All of the terms should be completely mentioned for the first time, for example, MTT, FAME and so on.
We took care of this comment
Please add references of protocols for tests and assays.
Added new refs 22-24 for MTT test and also for the other tests
In line 155, change “doses” to concentrations.
We changed as suggested
In discussion, add references for some sentences. For example, “Research on the connections between fatty acid composition of membrane phospholipids and cancer proliferation has attracted a lot of attention in the last decades and, in particular, the follow-up of the EGFR/AKT/mTOR pathway showed its ubiquity in tumors to maintain growth, survival, and metastasis.”, and so on. Also, discuss your results before relating them to the results of other published work. Precise conclusion as it’s too short in its current form. Add a significant statement that must be structured as “what was offered by authors? Do the authors have more thoughts on this field?
We amended the Discussion as suggested by the referee. We added references for the mentioned paragraph (new refs 34 and 35). We reorganized the references according to the text reorganization. We extended Conclusions as requested especially expressing better our aim to use our work in cells to understand better lipid metabolism and biomarkers useful in translational studies of breast cancer patients.

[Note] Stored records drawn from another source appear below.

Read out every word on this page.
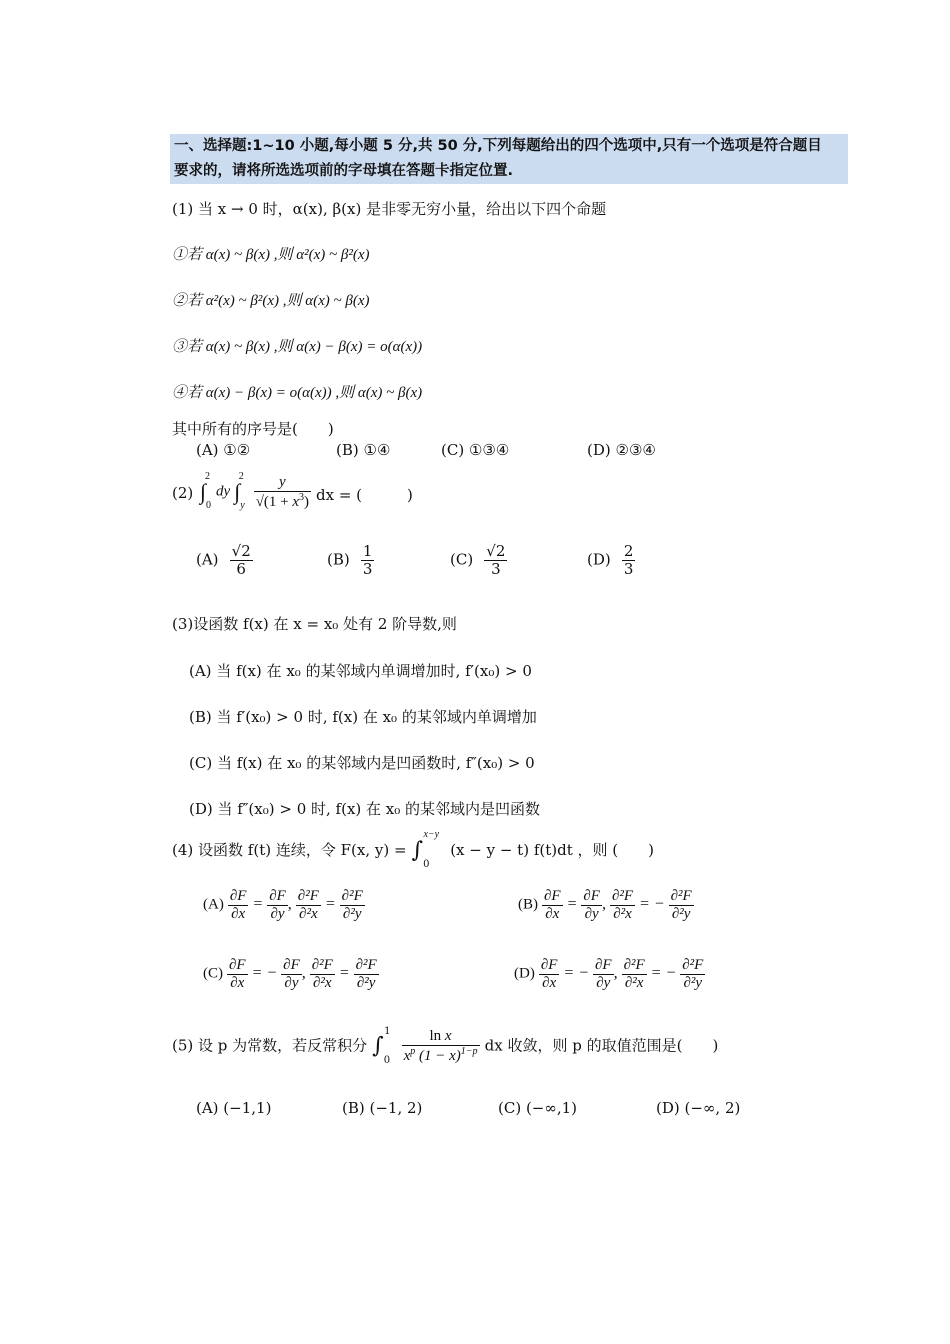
一、选择题:1~10 小题,每小题 5 分,共 50 分,下列每题给出的四个选项中,只有一个选项是符合题目
要求的，请将所选选项前的字母填在答题卡指定位置.
(1) 当 x → 0 时，α(x), β(x) 是非零无穷小量，给出以下四个命题
①若 α(x) ~ β(x) ,则 α²(x) ~ β²(x)
②若 α²(x) ~ β²(x) ,则 α(x) ~ β(x)
③若 α(x) ~ β(x) ,则 α(x) − β(x) = o(α(x))
④若 α(x) − β(x) = o(α(x)) ,则 α(x) ~ β(x)
其中所有的序号是(　　)
(A) ①②	(B) ①④	(C) ①③④	(D) ②③④
(2) $\int_0^2dy$ $\int_y^2 \frac{y}{√(1 + x^3)}$ dx = (　　　)
$(A) \frac{√2}{6}$	$(B) \frac{1}{3}$	$(C) \frac{√2}{3}$	$(D) \frac{2}{3}$
(3)设函数 f(x) 在 x = x₀ 处有 2 阶导数,则
(A) 当 f(x) 在 x₀ 的某邻域内单调增加时, f′(x₀) > 0
(B) 当 f′(x₀) > 0 时, f(x) 在 x₀ 的某邻域内单调增加
(C) 当 f(x) 在 x₀ 的某邻域内是凹函数时, f″(x₀) > 0
(D) 当 f″(x₀) > 0 时, f(x) 在 x₀ 的某邻域内是凹函数
(4) 设函数 f(t) 连续，令 F(x, $y) = \int_0^{x-y}$ (x − y − t) f(t)dt ，则 (　　)
$(A) \frac{\partial F}{\partial x} = \frac{\partial F}{\partial y}$ , $\frac{\text{∂²F}}{\text{∂²x}} = \frac{\text{∂²F}}{\text{∂²y}}$	$(B) \frac{\partial F}{\partial x} = \frac{\partial F}{\partial y}$ , $\frac{\text{∂²F}}{\text{∂²x}}$ = − $\frac{\text{∂²F}}{\text{∂²y}}$
$(C) \frac{\partial F}{\partial x}$ = − $\frac{\partial F}{\partial y}$ , $\frac{\text{∂²F}}{\text{∂²x}} = \frac{\text{∂²F}}{\text{∂²y}}$	$(D) \frac{\partial F}{\partial x}$ = − $\frac{\partial F}{\partial y}$ , $\frac{\text{∂²F}}{\text{∂²x}}$ = − $\frac{\text{∂²F}}{\text{∂²y}}$
(5) 设 p 为常数，若反常积分 $\int_0^1 \frac{\text{ln x}}{x^p (1 - x)^{1-p}}$ dx 收敛，则 p 的取值范围是(　　)
(A) (−1,1)	(B) (−1, 2)	(C) (−∞,1)	(D) (−∞, 2)
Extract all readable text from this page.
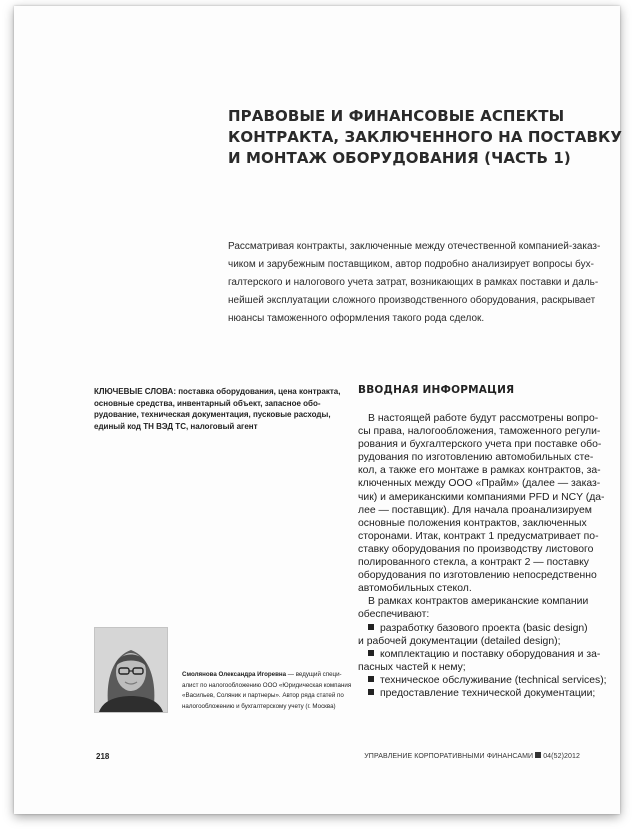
ПРАВОВЫЕ И ФИНАНСОВЫЕ АСПЕКТЫ
КОНТРАКТА, ЗАКЛЮЧЕННОГО НА ПОСТАВКУ
И МОНТАЖ ОБОРУДОВАНИЯ (ЧАСТЬ 1)
Рассматривая контракты, заключенные между отечественной компанией-заказ-
чиком и зарубежным поставщиком, автор подробно анализирует вопросы бух-
галтерского и налогового учета затрат, возникающих в рамках поставки и даль-
нейшей эксплуатации сложного производственного оборудования, раскрывает
нюансы таможенного оформления такого рода сделок.
КЛЮЧЕВЫЕ СЛОВА: поставка оборудования, цена контракта,
основные средства, инвентарный объект, запасное обо-
рудование, техническая документация, пусковые расходы,
единый код ТН ВЭД ТС, налоговый агент
ВВОДНАЯ ИНФОРМАЦИЯ
В настоящей работе будут рассмотрены вопро-
сы права, налогообложения, таможенного регули-
рования и бухгалтерского учета при поставке обо-
рудования по изготовлению автомобильных сте-
кол, а также его монтаже в рамках контрактов, за-
ключенных между ООО «Прайм» (далее — заказ-
чик) и американскими компаниями PFD и NCY (да-
лее — поставщик). Для начала проанализируем
основные положения контрактов, заключенных
сторонами. Итак, контракт 1 предусматривает по-
ставку оборудования по производству листового
полированного стекла, а контракт 2 — поставку
оборудования по изготовлению непосредственно
автомобильных стекол.
В рамках контрактов американские компании
обеспечивают:
разработку базового проекта (basic design)
и рабочей документации (detailed design);
комплектацию и поставку оборудования и за-
пасных частей к нему;
техническое обслуживание (technical services);
предоставление технической документации;
Смолянова Олександра Игоревна — ведущий специ-
алист по налогообложению ООО «Юридическая компания
«Васильев, Соляник и партнеры». Автор ряда статей по
налогообложению и бухгалтерскому учету (г. Москва)
218	УПРАВЛЕНИЕ КОРПОРАТИВНЫМИ ФИНАНСАМИ 04(52)2012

We must also be cautious at this point to extend our thoughts beyond the experimentally proved results, however we believe that we demonstrated that the accurate follow-up of membrane fatty acids still produces new insights in cancer fatty acids management, translationally useful to nutritional and metabolic follow up of patients.
Round 2
Reviewer 1 Report
None.
Reviewer 2 Report
I recommend acceptance of the current version.